Zoya and Simon had labored long and hard over the name for her store, and finally with a gleam in his eye Simon had chuckled. “I've got it!”
“So do I,” Zoya smiled proudly, “Hirsch and Co.”
“No,” he groaned at the sound of the unromantic name. “I don't know why I didn't think of it before. ‘Countess Zoya’!” It seemed too showy to her, but finally he had convinced her. It was what people wanted, to touch the mystery of the aristocracy, to have a title even if it meant buying one, or in this case, buying the clothes that a countess had selected for them. The items in the columns were endless about “Countess Zoya,” and for the first time in years, Zoya went to the parties she was invited to. She was introduced as Countess Zoya, and her husband, Mr. Hirsch, but everywhere the socialites and the debs flocked around her. And she always looked exquisite in the simple gowns she wore, from Chanel or Madame Grds, or Lanvin. People could hardly wait to see the store, and women were convinced that they would emerge looking just like Zoya.
“You've done it, my friend,” Simon whispered the night of her opening, the place was packed with every important name in New York. Axelle herself had sent her a tree six feet high of tiny white philanopsis orchids.
“It was all your idea.”
“It's our dream.” He smiled, in a sense, it was then-baby. Even her children were there, Sasha in a beautiful white lace dress, that looked demure and was something the Tsar's children might have worn, or Zoya herself as a child, which was why she had bought it for her in Paris. And Nicholas, looking incredibly handsome at sixteen in his first dinner jacket and the studs Simon had given him, tiny sapphires set in white gold with a rim of diamonds around them. They were a handsome family as photographers snapped pictures of everyone, and Zoya posed again and again with the glittering women who were to become her clients.
And from that day on, the store was never empty. Women arrived in Cadillacs and Pierce-Arrows and Rollses. An occasional Packard or Lincoln drew up to the door, and Henry Ford came himself to buy a fur coat for his wife. Zoya had planned to sell only a few of them, she wanted most of the coats to be Simon's. But Barbara Hutton ordered an ermine wrap, and Mrs. Astor a full-length sable. The fate of Countess Zoya was sealed by the end of the year, and the sales at Christmastime were staggering. Even the men's department on the handsomely decorated second floor did well. The men did their shopping in wood-paneled rooms with handsome fireplaces, as their women spent their fortunes downstairs in the gray silk dressing rooms. It was everything Zoya had dreamed of and more, and on Park Avenue the Hirsches toasted each other happily with champagne on New Year's Eve.
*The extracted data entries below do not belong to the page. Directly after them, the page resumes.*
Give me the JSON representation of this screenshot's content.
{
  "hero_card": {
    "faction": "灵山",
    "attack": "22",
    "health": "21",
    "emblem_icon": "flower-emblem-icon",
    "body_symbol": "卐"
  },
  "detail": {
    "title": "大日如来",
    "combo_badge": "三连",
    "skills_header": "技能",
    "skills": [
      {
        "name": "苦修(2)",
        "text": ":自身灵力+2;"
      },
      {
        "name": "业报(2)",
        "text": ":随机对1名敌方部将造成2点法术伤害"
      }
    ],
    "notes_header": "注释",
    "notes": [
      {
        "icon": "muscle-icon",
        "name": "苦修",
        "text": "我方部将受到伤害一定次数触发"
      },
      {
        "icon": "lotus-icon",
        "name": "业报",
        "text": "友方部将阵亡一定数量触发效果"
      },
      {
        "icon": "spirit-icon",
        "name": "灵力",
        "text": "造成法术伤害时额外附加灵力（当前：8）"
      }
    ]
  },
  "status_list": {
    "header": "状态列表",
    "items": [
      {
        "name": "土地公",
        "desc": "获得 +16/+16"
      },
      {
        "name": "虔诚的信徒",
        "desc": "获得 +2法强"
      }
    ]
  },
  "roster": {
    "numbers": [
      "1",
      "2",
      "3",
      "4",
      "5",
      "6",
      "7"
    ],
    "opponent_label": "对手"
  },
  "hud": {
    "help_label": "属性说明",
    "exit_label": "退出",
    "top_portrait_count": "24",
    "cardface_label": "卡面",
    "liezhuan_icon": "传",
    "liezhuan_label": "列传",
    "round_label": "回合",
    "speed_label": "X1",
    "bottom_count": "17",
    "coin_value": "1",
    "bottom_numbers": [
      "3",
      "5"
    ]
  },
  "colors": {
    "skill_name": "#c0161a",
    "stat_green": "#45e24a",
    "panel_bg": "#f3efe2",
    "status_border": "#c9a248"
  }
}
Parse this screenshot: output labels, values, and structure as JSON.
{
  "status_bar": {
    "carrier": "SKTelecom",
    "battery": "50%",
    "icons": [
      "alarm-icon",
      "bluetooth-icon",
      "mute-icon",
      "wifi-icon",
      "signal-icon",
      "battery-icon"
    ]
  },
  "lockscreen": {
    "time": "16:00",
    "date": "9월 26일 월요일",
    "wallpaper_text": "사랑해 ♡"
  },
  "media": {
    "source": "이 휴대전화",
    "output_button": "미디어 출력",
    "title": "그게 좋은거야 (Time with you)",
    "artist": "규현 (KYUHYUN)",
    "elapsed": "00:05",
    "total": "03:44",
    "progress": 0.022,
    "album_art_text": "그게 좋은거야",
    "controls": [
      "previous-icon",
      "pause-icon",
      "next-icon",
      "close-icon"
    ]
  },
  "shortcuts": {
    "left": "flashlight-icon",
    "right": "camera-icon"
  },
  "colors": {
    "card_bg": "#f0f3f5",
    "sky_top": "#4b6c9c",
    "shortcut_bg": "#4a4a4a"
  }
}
“To us!” Zoya lifted her glass, wearing a black velvet evening gown, made for her by Dior.
But Simon only smiled as he lifted his glass again. “To Countess Zoya!”
CHAPTER
42
By the end of the following year, Zoya had to open another floor, and Simon's purchase of the building had proven to be prophetic. The men's department moved upstairs, and on the second floor, she sold her furs and most exclusive gowns, and there was a tiny boutique for her clients’ children. Little girls were now being ushered in to buy party dresses and their first evening gowns. She even sold christening gowns, most of them French, and all of them as lovely as those she had seen as a child in Imperial Russia.
Her own daughter loved to come to the store, and pick out new dresses whenever she wanted, but Zoya curbed her finally. She seemed to have an insatiable appetite for expensive clothes, and Zoya didn't want her to overindulge it.
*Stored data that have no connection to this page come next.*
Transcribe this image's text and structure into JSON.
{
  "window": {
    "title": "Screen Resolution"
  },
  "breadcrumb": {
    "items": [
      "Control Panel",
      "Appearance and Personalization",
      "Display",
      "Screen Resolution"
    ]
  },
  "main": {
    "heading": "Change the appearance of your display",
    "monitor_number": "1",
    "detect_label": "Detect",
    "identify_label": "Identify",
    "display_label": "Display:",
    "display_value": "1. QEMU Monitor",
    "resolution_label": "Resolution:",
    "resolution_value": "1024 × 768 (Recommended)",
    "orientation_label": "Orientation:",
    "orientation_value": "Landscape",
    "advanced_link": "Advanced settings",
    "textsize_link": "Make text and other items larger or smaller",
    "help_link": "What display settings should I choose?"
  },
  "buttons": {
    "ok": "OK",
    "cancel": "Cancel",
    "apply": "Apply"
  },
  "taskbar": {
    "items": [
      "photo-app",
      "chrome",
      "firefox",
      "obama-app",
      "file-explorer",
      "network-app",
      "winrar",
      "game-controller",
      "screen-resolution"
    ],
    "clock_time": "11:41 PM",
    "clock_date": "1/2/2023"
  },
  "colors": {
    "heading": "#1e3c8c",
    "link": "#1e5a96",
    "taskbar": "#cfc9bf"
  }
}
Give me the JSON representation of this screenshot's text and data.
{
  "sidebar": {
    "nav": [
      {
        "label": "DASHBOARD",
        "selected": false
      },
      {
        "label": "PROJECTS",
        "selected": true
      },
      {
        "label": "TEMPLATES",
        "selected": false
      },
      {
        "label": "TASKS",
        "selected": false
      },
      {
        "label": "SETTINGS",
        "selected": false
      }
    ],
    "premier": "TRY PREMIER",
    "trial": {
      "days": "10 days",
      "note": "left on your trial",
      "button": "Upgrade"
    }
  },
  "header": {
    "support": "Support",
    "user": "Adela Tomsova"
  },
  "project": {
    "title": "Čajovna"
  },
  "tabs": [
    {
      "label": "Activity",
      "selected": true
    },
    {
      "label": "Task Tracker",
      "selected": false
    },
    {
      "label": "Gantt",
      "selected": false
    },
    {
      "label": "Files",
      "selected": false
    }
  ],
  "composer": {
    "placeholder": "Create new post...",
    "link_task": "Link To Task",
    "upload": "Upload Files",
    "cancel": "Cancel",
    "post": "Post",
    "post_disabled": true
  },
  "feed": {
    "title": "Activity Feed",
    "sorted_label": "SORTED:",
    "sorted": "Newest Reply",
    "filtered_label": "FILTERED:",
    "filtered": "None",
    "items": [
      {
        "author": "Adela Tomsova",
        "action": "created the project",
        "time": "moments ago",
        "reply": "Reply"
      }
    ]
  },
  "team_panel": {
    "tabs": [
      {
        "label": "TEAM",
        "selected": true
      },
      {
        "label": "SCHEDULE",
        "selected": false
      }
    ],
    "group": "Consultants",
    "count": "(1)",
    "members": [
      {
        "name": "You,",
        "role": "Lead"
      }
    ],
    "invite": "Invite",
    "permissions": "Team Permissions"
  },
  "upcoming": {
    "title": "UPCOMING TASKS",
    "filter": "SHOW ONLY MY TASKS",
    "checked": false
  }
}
“Why not?” Sasha pouted angrily the first time Zoya told her she couldn't go shopping on a whim.
“Because you have lots of pretty things in your closet already, and you outgrow some of them before you even have a chance to wear them.” She was tall and lanky at thirteen, as Natalya had been. She was already almost a head taller than her mother. And Nicholas towered above them both at seventeen. He was in his last year of school before going to Princeton.
“I wish I could go into business now, like you,” he had said admiringly to Simon more than once. Simon had been good to all three of them, and Nicholas adored him.
“You will one day, son. Don't be in such a big hurry. If I'd had the chance to go to college like you, I would have loved it.”